Baca juga: Menilik Potensi Menjanjikan di Sentra Timur SuperBlock

Beda Menara Sapphire daripada menara-menara sebelumnya. Desain fasad atau tampak mukanya lebih modern karena banyak unsur kaca.

“Harga unitnya sendiri  mulai dari harga di bawah Rp400 juta yang tentunya untuk kawasan Sentra Timur masih sangat terjangkau,” kata Project Director, Windoko, pada acara Media Gathering dan buka bersama di Jakarta, Senin (19/6), dalam keterangan tertulisnya.

Lokasi strategis merupakan kelebihan lain dari hunian di Sentra Timur ini. Hanya 300 meter dari pintu tol dan bersebelaham dengan terminal bus modern Pulo Gebang.

Baca juga: Berinvestasi di Sentra Timur Superblok Bakal Tumbuh 6 Kali Lipat, Kok Bisa?

Ada 607 unit apartemen dan merupakan bagian dari 5 tower tahap 2 yang terdiri atas 2.032 unit apartemen dan kios dengan luas bangunan 21.665 meter persegi berlantai 28.

“Unit apartemen ini akan dipasarkan sekitar harga belasan juta per meter persegi,” kata Windoko lagi. Cukup terjangkau bukan? Mengingat hunian di Jakarta yang kini sudah melambung wah!

“Kami yakin produk baru Menara Sapphire ini akan diterima dengan baik oleh konsumen, selain desain menarik, harga juga terjangkau, dan lokasinya strategis,” ujarnya meyakinkan.
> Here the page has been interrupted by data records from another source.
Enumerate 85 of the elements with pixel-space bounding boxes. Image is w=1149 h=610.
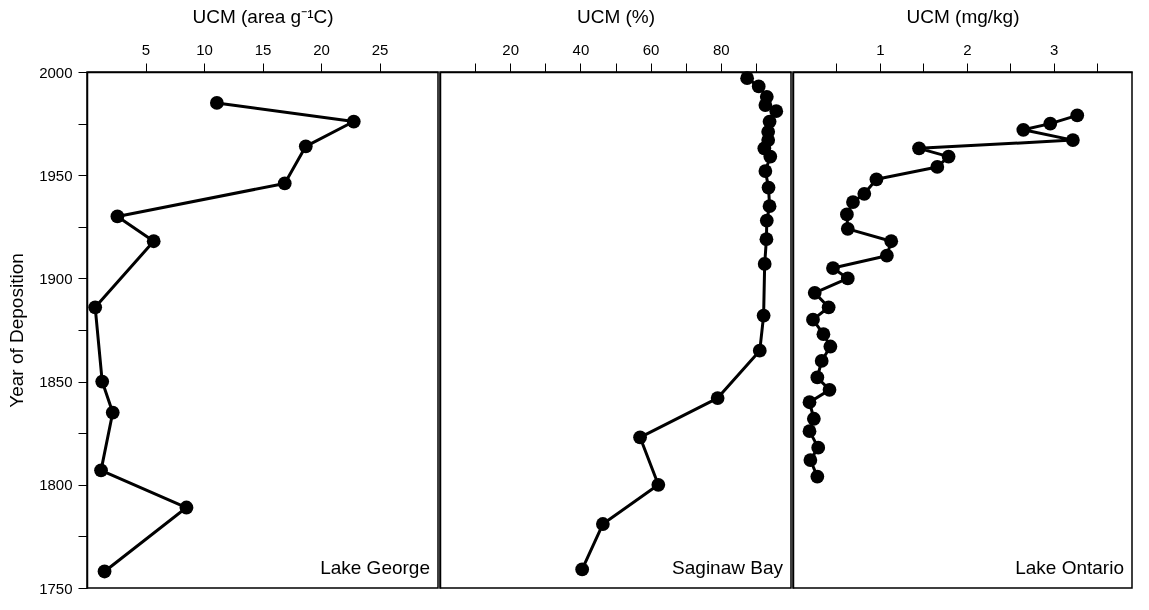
point [346,114,361,129]
point [751,79,766,94]
point [814,354,829,368]
point [941,149,956,164]
point [816,327,831,342]
point [761,180,776,195]
point [826,261,840,275]
point [97,564,112,579]
point [757,257,772,271]
point [810,370,825,385]
point [298,139,313,154]
point [575,562,590,577]
x-axis-title: UCM (area g⁻¹C) [192,5,334,27]
point [740,71,755,86]
point [94,463,108,478]
x-tick-label: 2 [963,40,972,58]
point [840,271,855,286]
x-tick-label: 20 [313,40,330,58]
point [846,195,860,209]
point [869,172,884,187]
y-tick-label: 1800 [39,476,73,494]
x-tick-label: 3 [1050,40,1059,58]
point [807,285,822,300]
point [803,453,818,467]
point [806,312,820,327]
point [802,424,817,439]
point [710,391,725,405]
point [840,207,854,222]
point [110,209,125,224]
x-axis-title: UCM (mg/kg) [906,5,1020,27]
point [884,234,899,249]
point [651,477,666,492]
point [752,343,767,358]
point [857,186,872,201]
point [810,469,825,484]
point [95,374,110,389]
point [762,199,777,214]
point [912,141,926,156]
point [209,96,224,110]
x-tick-label: 25 [371,40,389,58]
point [822,382,837,397]
point [840,221,855,236]
point [105,405,120,420]
point [763,149,778,164]
point [277,176,292,191]
y-tick-label: 1750 [39,579,73,597]
x-tick-label: 15 [254,40,272,58]
point [879,248,894,263]
x-tick-label: 10 [196,40,213,58]
point [802,395,817,410]
point [759,232,774,247]
y-tick-label: 1900 [39,269,73,287]
point [769,104,784,119]
x-tick-label: 40 [572,40,590,58]
point [595,517,610,531]
y-tick-label: 2000 [39,63,73,81]
point [930,160,945,174]
point [758,164,773,178]
point [811,440,826,455]
point [1043,116,1058,131]
point [806,411,821,426]
annotation: Saginaw Bay [672,557,784,578]
point [633,430,647,445]
x-tick-label: 20 [502,40,520,58]
point [179,500,194,515]
point [758,98,773,112]
annotation: Lake Ontario [1015,557,1124,578]
x-tick-label: 80 [712,40,730,58]
x-axis-title: UCM (%) [576,5,656,27]
y-axis-title: Year of Deposition [6,253,28,408]
point [756,308,771,323]
x-tick-label: 1 [876,40,885,58]
annotation: Lake George [320,557,430,578]
x-tick-label: 60 [642,40,660,58]
point [821,300,836,315]
y-tick-label: 1850 [39,373,73,391]
point [1016,122,1031,137]
point [146,234,161,249]
point [1070,108,1085,123]
y-tick-label: 1950 [39,166,73,184]
point [88,300,103,315]
point [759,213,774,228]
point [1066,133,1080,147]
point [823,339,838,354]
x-tick-label: 5 [141,40,151,58]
Dengan harga di bawah Rp1 miliar, pihaknya menyasar kelas menengah.

Baca juga: Terminal Bus Selalu Kumuh? Eits... Jangan Komen Sebelum Lihat Terminal Pulo Gebang

“Profil pembeli kami mayoritas 90% adalah end user dan sisanya investor atau untuk disewakan. Rata rata pembeli kami adalah mayoritas dari Jakarta Timur, Bekasi, dan Jakarta Selatan. Mereka rata-rata adalah karyawan swasta,” katanya lagi.

Sentra Timur Superblok yang merupakan hasil Kerja Sama Operasi (KSO) Perum Perumnas dan PT Bakrie Pangripta Loka ini menargetkan penutupan atap (topping off) pada November 2017 mendatang. Saat ini kontruksi sudah mencapai Lantai 9.

Baca juga: Akses Tol Tanjung Priok Tambah Menguntungkan Penghuni Sentra Timur

“Target kami pada November 2017 sudah mulai topping off dan kami optimistis serah-terima dilakukan pada pertengahan 2019,” kata Windoko.

Menara Sapphire merupakan proyek tahap kedua yang di kembangkan di Sentra Timur Residence dengan investasi Rp200 miliar. Sampai saat ini penjualannya sudah mencapai 65% dan targetnya sampai akhir tahun sudah 100% terjual (sold out).

Soal harga, memang selalu ada kenaikan. “Dari awal sebesar Rp12 jutaan per meter persegi, sekarang sudah mencapai Rp14 juta per meter persegi, dan akhir tahun ini diperkirakan jadi Rp18 juta per meter persegi,” kata Windoko.